Linux and Windows have typically been compared on technical bases such as security and support, but the matchup now is measured more by economics and integration with existing architectures, according to Gardner.
“We’ve moved from a discussion about technical requirements to a discussion of what’s the right fit and what are the economic issues I’ll face,” he told LinuxInsider.
Though both Windows and Linux are enjoying growth in the enterprise server market, they are challenged by the increasing complexity of computing architectures, as well as integration among numerous types and versions of various systems, old and new.
“The discussion is not really which platform, but which architecture,” he said. “It shows a level of parity. The differences are not as major as they used to be.”
The use of Linux or Windows for specific application architectures or requirements, and the use of both operating systems in mixed environments, are also helping to drive the trend toward providing software applications as a service, rather than code that is downloaded or read from a disc, Gardner added.
Extremely cost-conscious customers may favor Linux if they’re looking for scalability and strong security, he said. Linux systems can also offer more flexibility than Windows, which could also work in Linux’s favor in some cases.
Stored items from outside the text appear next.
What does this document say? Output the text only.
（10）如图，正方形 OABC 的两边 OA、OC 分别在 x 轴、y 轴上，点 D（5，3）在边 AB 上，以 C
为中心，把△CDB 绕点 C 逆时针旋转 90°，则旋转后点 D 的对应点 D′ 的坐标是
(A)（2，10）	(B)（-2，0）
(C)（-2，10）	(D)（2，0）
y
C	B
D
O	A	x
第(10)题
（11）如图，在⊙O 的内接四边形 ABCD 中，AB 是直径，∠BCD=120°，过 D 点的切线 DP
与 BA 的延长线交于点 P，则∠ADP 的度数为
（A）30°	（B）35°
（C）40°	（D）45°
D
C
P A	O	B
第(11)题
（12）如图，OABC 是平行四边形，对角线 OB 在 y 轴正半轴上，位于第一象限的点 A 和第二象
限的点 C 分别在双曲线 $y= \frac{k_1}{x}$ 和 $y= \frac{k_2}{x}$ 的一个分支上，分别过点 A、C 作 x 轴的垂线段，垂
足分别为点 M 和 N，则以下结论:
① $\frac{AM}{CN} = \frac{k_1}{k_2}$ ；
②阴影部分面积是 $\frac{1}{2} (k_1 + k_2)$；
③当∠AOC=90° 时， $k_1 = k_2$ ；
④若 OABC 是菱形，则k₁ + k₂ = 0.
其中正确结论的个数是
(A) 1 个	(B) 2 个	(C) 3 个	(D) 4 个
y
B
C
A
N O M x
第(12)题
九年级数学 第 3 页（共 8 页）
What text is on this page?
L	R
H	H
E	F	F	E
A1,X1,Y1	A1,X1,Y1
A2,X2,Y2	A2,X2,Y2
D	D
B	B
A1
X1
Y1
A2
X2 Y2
Microsoft’s security woes are not going to go away, particularly with older installations, but that company has done a good job of making Windows more integrated, simple and complete, Gardner opined.
No Inside Edge
Gartner Vice President George Weiss agreed. A few years ago, there was a high perception among IT buyers that Linux was the more reliable, secure, and less expensive, but that is becoming less of a factor as Windows becomes more scalable, secure and reliable itself, he said.
Linux may be free to obtain, but it costs money to support and maintain, and firms have realized this, Weiss said. Still, Linux remains attractive to many organizations that refuse to be dominated by a single vendor, he told LinuxInsider.
In most cases, the comparison between Linux and Windows servers today comes down to how the two different platforms will perform in specific jobs, such as an applications server, Web server, database server or in server consolidation, which continues to grow with virtualization technology, according to Weiss.
“It’s sort of a free-for-all with regard to what will happen in the future,” he said. “I don’t think there’s any inside edge between the two of them right now.”
The good news for IT shops is that the choice of operating system is not a grave a decision anymore, thanks in part to virtualization and other technologies that ease management and maintenance of different operating systems, said Interarbor’s Gardner.
“The platform penalty they pay is quite a bit less,” he noted.
This is also helping software developers, by allowing them to work on an organization’s IT framework and applications without worrying so much about which platform will be used.
“The relationship between application and platform has been sort of freed up,” Gardner concluded.